The “expanded” Security Council meeting breached the law, just as Jonathan and his party breached common sense by holding their infamous Kano rally just after the Nyanya bombing, and just as the government breached the expectations of the public by embarking on meetings in Abuja when the entire world was waiting for an active search for the abducted girls in Borno.
Predictably, when Mr. Jonathan’s meeting was over last Thursday, the government vowed to find the girls, as if it took an unwieldy meeting of dignitaries in Abuja to prepare a vow.
By that time, the girls had endured 10 days in the hands of their abductors, while the government sat on theirs. Mr. Jonathan was not overheard warning anyone not to touch a hair on the head of any of those citizens.
By that time, the families of the girls had been through a lifetime of torment waiting for the government to do something. Many of the hurting parents had ventured into the Sambisa forests on their own, demonstrating the courage and the commitment that are lacking in their government.

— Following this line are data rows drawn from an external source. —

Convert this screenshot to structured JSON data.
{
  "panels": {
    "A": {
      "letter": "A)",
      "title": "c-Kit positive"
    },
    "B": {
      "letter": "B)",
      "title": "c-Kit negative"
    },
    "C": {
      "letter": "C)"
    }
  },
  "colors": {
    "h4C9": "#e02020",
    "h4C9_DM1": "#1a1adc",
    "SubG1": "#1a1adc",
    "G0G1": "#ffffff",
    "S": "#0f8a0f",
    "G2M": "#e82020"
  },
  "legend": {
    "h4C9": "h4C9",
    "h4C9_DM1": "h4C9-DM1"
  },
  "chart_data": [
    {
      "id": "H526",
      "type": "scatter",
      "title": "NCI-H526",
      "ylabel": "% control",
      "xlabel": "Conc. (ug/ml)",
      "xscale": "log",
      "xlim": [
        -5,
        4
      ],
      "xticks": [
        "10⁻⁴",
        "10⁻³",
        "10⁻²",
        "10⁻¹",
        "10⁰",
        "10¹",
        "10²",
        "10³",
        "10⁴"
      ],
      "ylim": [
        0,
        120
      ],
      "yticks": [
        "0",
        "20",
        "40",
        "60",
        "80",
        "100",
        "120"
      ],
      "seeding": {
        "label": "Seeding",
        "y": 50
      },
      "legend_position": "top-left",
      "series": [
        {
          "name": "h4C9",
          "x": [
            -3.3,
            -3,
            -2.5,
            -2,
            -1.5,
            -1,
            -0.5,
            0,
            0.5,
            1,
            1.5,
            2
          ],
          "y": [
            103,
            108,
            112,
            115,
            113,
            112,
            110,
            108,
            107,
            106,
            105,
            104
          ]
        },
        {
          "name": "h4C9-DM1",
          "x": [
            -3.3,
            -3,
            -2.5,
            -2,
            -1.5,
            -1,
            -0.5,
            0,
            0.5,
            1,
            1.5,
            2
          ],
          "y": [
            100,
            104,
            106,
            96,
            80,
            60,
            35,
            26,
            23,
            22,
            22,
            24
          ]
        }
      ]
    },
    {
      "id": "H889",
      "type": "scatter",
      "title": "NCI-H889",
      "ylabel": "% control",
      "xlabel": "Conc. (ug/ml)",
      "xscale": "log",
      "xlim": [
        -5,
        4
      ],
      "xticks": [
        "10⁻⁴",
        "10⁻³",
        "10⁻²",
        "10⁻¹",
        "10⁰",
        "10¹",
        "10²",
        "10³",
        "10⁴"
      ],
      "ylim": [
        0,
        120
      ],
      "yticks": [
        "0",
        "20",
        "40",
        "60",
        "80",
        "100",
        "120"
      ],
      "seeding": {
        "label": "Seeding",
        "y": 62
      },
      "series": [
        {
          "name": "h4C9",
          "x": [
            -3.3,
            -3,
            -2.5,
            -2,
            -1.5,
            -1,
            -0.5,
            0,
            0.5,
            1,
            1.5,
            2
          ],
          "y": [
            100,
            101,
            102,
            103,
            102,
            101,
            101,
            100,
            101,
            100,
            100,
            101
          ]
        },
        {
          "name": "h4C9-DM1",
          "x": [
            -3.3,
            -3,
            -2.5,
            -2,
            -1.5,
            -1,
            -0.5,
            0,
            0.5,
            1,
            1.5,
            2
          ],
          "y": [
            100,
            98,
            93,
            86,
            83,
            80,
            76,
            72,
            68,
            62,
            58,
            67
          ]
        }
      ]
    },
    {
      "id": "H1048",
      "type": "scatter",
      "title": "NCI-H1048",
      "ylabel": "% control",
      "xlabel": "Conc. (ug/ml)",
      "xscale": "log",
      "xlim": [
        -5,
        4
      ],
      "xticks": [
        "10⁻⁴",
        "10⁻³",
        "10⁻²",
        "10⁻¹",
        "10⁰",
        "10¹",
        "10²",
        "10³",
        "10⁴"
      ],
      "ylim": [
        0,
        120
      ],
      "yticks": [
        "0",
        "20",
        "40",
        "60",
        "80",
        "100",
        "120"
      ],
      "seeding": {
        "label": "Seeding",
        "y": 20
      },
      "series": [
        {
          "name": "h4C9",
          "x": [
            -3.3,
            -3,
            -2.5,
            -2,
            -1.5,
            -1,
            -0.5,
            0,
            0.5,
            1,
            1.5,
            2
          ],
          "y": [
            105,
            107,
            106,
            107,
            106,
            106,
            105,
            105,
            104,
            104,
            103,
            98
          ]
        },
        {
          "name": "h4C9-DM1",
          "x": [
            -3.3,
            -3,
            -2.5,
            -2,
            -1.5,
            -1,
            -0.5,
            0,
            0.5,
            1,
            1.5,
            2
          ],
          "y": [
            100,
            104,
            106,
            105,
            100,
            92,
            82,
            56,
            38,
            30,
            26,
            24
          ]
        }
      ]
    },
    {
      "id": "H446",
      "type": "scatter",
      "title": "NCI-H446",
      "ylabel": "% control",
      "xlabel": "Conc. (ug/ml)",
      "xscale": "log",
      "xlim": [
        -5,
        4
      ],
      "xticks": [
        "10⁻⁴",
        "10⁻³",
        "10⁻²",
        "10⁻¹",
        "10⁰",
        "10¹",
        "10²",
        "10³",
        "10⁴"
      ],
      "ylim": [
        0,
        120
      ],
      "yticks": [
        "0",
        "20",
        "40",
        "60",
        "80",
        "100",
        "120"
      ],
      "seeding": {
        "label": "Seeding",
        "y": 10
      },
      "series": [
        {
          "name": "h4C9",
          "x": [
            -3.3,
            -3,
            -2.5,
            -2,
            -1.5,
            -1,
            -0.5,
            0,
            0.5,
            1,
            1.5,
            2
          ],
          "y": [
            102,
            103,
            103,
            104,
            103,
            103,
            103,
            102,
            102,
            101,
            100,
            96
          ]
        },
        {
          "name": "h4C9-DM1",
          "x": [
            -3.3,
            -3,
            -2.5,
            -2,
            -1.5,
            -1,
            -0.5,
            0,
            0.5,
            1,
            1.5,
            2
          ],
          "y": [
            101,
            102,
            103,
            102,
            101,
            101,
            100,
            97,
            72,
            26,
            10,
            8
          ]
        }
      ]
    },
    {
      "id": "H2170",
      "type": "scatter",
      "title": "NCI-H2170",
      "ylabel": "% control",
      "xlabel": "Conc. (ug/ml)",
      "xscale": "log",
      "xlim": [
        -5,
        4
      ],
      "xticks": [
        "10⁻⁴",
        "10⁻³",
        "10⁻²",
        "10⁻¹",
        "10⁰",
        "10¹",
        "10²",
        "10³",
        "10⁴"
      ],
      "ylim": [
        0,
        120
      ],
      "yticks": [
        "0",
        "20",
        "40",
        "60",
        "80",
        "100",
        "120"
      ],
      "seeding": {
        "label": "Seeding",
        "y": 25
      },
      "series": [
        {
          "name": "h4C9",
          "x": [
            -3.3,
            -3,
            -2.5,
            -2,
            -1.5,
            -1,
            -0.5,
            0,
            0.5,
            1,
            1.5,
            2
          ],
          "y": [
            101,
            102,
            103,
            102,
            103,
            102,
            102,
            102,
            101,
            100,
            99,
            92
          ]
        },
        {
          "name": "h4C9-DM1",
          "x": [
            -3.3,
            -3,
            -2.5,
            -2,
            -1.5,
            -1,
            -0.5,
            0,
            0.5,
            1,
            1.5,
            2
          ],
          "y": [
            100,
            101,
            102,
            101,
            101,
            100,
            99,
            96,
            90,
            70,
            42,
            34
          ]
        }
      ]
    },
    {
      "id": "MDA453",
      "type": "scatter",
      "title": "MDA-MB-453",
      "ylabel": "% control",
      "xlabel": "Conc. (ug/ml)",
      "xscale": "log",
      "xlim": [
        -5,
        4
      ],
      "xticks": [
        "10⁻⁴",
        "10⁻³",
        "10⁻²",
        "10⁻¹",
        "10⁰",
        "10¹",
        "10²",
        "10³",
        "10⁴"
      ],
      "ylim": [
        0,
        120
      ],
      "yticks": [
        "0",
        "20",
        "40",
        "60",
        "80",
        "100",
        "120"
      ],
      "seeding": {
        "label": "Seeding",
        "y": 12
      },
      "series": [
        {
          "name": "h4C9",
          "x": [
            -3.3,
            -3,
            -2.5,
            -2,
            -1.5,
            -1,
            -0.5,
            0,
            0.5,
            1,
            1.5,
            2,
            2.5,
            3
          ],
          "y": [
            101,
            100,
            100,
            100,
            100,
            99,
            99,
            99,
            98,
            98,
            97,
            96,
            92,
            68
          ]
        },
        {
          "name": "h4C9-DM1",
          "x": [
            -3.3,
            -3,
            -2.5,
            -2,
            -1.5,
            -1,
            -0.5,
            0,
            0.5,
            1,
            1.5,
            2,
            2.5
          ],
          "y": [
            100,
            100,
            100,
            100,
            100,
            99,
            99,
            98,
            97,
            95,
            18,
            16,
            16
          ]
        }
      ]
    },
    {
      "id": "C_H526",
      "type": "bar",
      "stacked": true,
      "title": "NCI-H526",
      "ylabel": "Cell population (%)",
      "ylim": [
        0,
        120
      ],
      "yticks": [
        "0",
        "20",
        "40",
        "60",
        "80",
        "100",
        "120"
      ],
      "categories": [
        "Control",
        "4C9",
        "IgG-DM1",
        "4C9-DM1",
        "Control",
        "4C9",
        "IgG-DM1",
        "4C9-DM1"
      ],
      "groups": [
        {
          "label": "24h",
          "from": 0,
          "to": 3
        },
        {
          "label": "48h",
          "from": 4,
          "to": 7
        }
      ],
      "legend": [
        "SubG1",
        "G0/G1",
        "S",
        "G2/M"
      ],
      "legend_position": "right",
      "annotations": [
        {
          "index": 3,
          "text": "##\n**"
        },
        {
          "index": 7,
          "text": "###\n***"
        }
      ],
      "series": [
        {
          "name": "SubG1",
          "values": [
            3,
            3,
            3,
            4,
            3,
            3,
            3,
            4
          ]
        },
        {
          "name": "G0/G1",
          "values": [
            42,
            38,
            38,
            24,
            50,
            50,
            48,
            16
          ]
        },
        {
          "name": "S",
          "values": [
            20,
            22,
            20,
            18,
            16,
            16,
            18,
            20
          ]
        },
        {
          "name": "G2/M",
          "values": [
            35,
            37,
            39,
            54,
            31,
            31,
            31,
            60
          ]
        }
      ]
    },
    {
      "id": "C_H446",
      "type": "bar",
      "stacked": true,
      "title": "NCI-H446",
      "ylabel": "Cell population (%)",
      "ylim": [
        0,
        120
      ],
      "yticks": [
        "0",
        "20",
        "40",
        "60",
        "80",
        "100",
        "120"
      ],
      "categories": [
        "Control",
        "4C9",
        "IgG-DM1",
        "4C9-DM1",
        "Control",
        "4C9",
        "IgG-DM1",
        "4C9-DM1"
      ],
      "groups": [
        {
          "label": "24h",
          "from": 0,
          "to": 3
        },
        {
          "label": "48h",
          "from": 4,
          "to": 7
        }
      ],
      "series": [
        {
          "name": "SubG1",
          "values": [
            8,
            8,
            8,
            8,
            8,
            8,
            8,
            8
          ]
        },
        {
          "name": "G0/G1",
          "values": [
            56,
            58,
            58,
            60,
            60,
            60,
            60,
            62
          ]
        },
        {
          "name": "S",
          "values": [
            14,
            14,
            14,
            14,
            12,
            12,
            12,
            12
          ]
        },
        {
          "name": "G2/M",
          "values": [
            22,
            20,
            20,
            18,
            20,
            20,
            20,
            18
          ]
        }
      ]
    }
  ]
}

We have to hope that it is not too late. The abduction is an extraordinary story; it is very unusual that in a territory under a state of emergency, someone would walk and take what is the equivalent of an entire village of young women.
Now that the government has vowed to rescue the girls, what follows? The vow came after the abductors had been awarded two working weeks to work with. We are now assuming that the entire village of girls is still in one location. We are assuming that they have not been distributed to various Boko Haram leaders or republics in three or four Nigerian States, or in three or four countries. We assume they are all still alive.
The vow also comes from a government that is rather lavish with vows and promises. In May 2012, I documented some of Mr. Jonathan’s vows.
Equally important, Mr. Jonathan has not made himself memorable as a man who sets up a committee and actually implements its recommendations. He seems persuaded that all he needs to do to deal with a problem is to confer the illusion of action by setting up a committee. It is business as usual.
Fortunately, the World Economic Forum next week means there will be closer attention to Nigeria than ever before, a factor one hopes will help the government to understand that responsibility, not power, is the objective of governance.
What Boko Haram has achieved with the abduction of the Chibok girls is to put in play a game of chess in which the Nigerian government and its military, security and intelligence communities have been made to look very ugly.
But this is no joke, and Abuja must understand that nothing short of bringing all those girls back alive and unharmed will improve that image. What the government must do now is to swiftly reach out to Nigeria’s friends and allies who have the appropriate resources, towards ensuring this story can end with some happiness. Actually, that should have happened two weeks ago.
This is a matter that unites Nigerians and their resources, and the government should work to deploy our common nationality and humanity in that direction.